Evidence exists that persistent compression of the spinal cord is a reversible form of secondary injury [37]. The Surgical Timing Acute Spinal Cord Injury Scale (STASCIS) was an international, multicenter prospective cohort study designed to determine whether early decompression (within 24 h) versus late (after 24 h) was more beneficial after traumatic cervical SCI. An improvement of two or more grades of the ASIA Impairment Scale (AID) was seen in 19.8% of early surgery patients compared to 8.8% in the late surgery patients [28]. This consensus for early decompression has been demonstrated beneficial in the thoracolumbar region [38] and cauda equina syndrome [39]. From these studies it can be concluded that when feasible, early decompression is desirable.

Expert Opinion

  • Acute SCI is an initial traumatic injury with a secondary injury due to a biochemical cascade. Since the initial injury has already occurred, most modalities of management focus on reducing the secondary injury cascade.

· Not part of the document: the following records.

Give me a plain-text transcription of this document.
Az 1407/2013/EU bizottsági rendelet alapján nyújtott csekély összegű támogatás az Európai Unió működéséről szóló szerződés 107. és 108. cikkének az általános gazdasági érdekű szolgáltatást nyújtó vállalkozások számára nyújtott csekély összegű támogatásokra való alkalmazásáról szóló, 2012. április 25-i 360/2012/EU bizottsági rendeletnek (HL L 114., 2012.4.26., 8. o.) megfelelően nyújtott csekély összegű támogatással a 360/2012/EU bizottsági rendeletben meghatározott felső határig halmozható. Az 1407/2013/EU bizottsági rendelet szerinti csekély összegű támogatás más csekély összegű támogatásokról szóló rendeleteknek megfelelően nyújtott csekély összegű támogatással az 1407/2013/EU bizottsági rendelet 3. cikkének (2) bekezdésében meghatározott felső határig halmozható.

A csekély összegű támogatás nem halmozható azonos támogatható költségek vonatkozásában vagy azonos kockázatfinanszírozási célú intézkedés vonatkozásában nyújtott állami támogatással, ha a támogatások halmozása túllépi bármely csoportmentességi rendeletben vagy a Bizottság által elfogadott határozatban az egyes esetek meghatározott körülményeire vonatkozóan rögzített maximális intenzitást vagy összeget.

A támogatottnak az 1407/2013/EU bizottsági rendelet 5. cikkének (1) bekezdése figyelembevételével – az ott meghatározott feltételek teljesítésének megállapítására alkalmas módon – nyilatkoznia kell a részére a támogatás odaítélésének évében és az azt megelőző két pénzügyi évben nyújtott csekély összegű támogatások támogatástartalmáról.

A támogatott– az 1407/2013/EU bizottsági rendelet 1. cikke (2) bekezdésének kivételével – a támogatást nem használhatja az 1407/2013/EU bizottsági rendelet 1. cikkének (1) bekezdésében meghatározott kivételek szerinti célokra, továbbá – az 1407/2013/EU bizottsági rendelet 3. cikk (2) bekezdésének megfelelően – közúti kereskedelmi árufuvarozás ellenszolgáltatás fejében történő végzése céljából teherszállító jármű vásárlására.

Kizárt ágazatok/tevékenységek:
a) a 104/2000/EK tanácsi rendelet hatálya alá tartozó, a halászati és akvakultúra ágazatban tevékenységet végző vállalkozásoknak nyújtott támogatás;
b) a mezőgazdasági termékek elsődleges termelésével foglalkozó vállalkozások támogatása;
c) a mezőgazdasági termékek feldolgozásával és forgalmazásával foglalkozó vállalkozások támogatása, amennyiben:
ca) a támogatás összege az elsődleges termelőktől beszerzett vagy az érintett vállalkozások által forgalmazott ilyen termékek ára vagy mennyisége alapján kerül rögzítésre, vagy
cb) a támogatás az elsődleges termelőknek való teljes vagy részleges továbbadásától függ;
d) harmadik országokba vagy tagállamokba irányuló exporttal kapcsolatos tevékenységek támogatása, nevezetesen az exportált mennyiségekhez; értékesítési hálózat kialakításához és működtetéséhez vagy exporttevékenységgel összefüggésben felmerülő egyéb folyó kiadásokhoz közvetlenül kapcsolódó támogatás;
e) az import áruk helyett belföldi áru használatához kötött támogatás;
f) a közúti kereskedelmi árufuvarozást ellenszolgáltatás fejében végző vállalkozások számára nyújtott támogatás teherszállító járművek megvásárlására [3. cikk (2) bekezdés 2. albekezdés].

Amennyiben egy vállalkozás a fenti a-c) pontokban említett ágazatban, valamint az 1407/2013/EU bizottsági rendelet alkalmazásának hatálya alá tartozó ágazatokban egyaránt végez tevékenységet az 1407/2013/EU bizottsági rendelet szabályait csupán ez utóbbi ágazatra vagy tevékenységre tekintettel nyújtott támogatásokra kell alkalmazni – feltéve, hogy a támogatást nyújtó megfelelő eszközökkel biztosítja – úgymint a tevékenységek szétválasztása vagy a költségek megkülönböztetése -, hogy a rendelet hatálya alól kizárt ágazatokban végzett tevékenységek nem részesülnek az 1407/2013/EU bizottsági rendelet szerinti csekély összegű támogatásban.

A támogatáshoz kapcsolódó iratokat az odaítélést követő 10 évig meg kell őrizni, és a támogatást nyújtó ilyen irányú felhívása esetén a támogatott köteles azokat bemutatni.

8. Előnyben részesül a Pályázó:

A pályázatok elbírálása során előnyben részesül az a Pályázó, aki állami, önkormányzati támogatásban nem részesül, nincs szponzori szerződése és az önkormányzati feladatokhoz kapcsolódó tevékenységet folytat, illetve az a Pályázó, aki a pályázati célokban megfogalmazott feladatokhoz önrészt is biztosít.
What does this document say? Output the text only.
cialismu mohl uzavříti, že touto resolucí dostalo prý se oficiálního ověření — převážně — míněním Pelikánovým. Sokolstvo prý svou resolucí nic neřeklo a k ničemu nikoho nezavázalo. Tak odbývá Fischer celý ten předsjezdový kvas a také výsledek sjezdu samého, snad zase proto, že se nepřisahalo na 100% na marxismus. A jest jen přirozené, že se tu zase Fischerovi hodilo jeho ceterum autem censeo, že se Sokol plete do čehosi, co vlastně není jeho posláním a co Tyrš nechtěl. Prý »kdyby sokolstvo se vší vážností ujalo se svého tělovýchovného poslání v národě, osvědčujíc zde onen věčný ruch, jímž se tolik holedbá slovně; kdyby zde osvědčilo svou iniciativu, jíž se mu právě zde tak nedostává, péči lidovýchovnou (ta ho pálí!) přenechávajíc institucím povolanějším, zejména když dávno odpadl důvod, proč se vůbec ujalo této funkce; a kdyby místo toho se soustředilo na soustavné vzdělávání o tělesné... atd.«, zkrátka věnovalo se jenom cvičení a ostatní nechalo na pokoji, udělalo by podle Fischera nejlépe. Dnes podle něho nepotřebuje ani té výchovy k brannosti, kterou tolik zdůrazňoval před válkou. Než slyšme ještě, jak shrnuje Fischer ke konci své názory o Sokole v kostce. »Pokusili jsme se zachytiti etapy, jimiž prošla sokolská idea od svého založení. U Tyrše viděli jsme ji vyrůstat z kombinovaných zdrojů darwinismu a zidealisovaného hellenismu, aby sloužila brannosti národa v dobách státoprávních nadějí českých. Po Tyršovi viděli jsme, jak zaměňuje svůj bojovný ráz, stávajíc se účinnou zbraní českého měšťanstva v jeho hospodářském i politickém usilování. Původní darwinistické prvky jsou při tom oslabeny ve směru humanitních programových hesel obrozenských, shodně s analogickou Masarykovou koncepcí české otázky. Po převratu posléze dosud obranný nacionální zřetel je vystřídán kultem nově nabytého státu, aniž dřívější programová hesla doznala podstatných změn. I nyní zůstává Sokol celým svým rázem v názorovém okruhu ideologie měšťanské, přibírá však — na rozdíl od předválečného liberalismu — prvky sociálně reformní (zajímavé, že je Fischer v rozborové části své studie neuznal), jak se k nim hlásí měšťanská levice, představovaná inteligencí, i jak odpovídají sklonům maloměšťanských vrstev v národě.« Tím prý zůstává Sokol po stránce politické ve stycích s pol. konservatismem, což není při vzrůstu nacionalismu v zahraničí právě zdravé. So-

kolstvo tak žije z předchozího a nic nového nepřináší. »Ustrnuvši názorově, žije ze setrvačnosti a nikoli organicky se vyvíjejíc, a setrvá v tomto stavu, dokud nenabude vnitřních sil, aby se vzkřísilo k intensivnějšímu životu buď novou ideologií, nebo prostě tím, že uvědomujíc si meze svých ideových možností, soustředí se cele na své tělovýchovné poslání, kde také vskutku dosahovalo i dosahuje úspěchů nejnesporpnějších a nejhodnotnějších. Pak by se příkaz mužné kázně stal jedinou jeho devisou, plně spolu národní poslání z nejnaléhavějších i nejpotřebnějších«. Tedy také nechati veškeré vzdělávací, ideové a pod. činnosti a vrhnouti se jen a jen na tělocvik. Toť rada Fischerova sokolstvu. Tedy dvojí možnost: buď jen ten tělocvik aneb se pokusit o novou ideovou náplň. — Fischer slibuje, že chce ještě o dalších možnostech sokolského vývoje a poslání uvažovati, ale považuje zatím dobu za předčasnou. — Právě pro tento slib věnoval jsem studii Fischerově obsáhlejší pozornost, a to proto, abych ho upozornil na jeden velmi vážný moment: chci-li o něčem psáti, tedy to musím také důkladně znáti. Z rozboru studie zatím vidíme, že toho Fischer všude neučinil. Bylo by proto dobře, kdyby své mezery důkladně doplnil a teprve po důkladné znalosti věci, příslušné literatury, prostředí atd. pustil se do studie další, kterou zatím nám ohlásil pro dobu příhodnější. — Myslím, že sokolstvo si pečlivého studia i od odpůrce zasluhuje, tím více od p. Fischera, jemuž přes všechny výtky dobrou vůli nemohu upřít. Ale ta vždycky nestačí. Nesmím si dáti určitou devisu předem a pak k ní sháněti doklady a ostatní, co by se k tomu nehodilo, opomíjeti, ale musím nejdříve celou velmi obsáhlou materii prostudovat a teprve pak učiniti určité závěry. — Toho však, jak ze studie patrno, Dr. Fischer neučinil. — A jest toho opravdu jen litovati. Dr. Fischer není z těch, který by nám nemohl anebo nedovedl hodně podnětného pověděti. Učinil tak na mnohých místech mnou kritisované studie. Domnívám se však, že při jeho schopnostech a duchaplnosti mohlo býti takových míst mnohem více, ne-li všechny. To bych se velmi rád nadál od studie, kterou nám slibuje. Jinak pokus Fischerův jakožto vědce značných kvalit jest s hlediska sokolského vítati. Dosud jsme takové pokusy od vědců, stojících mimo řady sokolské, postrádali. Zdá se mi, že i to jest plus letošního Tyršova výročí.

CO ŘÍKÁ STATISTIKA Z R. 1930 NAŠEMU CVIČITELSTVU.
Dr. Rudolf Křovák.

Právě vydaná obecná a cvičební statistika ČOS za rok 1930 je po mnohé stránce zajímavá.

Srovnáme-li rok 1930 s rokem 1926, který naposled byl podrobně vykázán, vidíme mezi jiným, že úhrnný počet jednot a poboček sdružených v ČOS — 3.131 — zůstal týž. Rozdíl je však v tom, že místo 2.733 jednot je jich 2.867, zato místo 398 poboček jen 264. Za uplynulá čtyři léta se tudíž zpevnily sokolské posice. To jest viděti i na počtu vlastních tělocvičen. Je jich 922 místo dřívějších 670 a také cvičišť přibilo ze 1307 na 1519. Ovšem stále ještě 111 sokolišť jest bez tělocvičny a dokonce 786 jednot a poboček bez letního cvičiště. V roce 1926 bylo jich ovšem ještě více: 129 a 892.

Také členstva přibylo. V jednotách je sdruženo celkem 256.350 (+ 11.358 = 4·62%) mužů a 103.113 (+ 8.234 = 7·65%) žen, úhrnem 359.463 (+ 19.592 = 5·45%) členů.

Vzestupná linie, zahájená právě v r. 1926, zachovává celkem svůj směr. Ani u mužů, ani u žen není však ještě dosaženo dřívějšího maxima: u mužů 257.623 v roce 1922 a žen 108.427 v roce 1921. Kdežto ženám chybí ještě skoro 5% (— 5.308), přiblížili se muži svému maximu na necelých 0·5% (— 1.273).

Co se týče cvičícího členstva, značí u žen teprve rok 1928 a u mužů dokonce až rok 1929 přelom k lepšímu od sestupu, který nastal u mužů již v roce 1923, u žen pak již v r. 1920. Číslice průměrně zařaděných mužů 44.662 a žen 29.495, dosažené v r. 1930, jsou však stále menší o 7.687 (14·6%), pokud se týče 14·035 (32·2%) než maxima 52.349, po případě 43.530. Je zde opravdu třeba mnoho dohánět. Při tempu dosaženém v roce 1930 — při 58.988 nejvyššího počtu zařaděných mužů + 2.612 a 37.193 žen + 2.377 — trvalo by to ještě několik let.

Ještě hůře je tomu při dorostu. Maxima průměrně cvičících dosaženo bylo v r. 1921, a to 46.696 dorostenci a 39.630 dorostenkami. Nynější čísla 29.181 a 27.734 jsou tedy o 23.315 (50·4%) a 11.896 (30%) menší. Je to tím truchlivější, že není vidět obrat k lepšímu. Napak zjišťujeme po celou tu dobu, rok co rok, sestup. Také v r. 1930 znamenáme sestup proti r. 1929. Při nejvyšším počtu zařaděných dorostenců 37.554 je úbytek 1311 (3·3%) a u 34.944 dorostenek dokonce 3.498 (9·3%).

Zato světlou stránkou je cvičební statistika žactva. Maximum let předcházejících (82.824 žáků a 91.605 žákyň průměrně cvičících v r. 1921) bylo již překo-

  • Initial care should concentrate on removing mechanical compression of the cord and maintaining spinal cord perfusion.

  • Mechanical compression on the cord can be removed via reduction techniques and/or surgery. There is evidence to support better outcomes with early surgical intervention.

  • Avoidance of spinal cord hypoperfusion is of the utmost importance and should be emphasized as soon as the SCI is diagnosed. Current recommendations would suggest maintaining a mean arterial pressure (MAP) greater than 85–90 mmHg for 7 days post-injury.

  • Although the NASCIS trials demonstrate complications with steroid administration, there is also evidence of neurologic improvement. Given that most athletic SCIs are likely to be isolated injuries, without the same comorbidities of the general trauma population, they may be a population ideally suited for high-dose steroid administration. Since the benefits outweigh the risks, we would recommend athletes with an isolated SCI receive IV steroids for acute SCI. This assumes administration of the steroids within 8 h of injury.

  • Pharmacologic agents focused on neuroprotection and regeneration remain in their infancy. Further research is warranted before these promising modalities can be utilized in standard practice.